Three others to try: Food books
- The List
- 13 March 2008
How to Cook for Food Allergies
by Lucinda Bruce-Gardyne, Rodale, £16.99
Another local author, Lucinda Bruce-Gardyne is a professional cook with children who suffer from various food allergies including dairy, egg and gluten intolerance. As a way of empowering other sufferers and parents she has put together a hugely practical book rooted in the belief that good, real food can still be enjoyed despite allergies. She offers sound basic cooking skills to give you the confidence to cook from scratch, tips and techniques for adapting established recipes and practical approaches to issues such as eating in restaurants, eating at parties and maintaining a varied, interesting diet despite the restrictions.

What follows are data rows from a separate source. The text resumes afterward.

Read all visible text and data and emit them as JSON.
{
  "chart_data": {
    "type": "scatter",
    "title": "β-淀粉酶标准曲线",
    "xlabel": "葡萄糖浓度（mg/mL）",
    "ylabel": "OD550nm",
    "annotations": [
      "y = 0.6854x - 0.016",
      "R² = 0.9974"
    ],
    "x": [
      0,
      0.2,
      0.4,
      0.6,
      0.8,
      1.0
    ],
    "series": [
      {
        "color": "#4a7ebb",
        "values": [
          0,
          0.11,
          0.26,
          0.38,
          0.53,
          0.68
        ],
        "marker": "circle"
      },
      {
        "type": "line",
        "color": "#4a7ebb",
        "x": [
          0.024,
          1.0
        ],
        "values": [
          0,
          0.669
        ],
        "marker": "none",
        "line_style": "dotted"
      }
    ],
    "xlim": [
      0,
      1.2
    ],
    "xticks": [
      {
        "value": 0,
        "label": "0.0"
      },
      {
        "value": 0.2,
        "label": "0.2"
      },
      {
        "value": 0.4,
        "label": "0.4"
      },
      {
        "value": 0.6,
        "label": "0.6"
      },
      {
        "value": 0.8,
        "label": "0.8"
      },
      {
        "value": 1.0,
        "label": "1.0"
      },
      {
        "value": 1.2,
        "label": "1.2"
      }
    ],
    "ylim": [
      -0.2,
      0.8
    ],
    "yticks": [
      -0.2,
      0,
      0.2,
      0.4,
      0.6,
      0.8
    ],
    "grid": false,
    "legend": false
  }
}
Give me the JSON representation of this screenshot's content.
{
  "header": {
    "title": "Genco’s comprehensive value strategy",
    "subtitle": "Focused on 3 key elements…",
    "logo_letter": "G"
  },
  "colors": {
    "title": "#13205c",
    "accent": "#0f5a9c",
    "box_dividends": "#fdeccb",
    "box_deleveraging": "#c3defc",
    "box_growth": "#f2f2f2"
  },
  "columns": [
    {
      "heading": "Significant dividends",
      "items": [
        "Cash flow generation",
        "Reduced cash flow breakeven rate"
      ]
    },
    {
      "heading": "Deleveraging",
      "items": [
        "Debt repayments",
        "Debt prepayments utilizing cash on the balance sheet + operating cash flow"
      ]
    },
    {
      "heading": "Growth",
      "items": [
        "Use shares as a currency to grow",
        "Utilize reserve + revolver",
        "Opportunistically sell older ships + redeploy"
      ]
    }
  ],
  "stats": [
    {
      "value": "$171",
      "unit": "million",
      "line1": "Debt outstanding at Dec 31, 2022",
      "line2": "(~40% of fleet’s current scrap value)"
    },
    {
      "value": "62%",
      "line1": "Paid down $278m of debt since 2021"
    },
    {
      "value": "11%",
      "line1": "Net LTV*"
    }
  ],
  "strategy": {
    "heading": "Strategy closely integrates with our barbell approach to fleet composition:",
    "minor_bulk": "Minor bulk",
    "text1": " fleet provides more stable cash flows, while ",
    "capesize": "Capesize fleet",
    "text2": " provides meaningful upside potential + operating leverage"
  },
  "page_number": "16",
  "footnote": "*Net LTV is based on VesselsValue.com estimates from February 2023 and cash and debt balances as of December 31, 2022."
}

Delia’s How to Cheat at Cooking
by Delia Smith, Ebury, £20
When honesty and integrity in food is putting up a commendable resistance in the face of dominating supermarkets, you have to wonder why on earth Delia is making a virtue out of dishonesty and subterfuge. The same Delia who once championed the basics and doing things simply but properly. Is it sheer contrariness that recipe number one lists Aunt Bessie’s Homestyle frozen crispy potatoes and ready-grated Gruyère from Tesco? There are some useful ideas and sensible short-cuts to eating well when time is short, but they sit very uncomfortably alongside frequent endorsements for processed food from name-checked supermarkets and suppliers.
In Defense of Food
by Michael Pollan, Allen Lane, £16.99
In the tradition of urbane, liberal, erudite American journalist-researchers (think Bill Bryson, Simon Schama) comes this engaging argument to reclaim our relationship with food from dabbling food scientists, big business, nefarious food marketing and rudderless, sensation-seeking journalism (‘Eat chocolate! Don’t eat chocolate!’). The best bit of the book is the final section where Pollan explains some useful maxims for those of us keen to eat well, among them: avoid food products that make heath claims, do all your eating at a table (no, a desk is not a table), and don’t get your fuel from the same place your car does.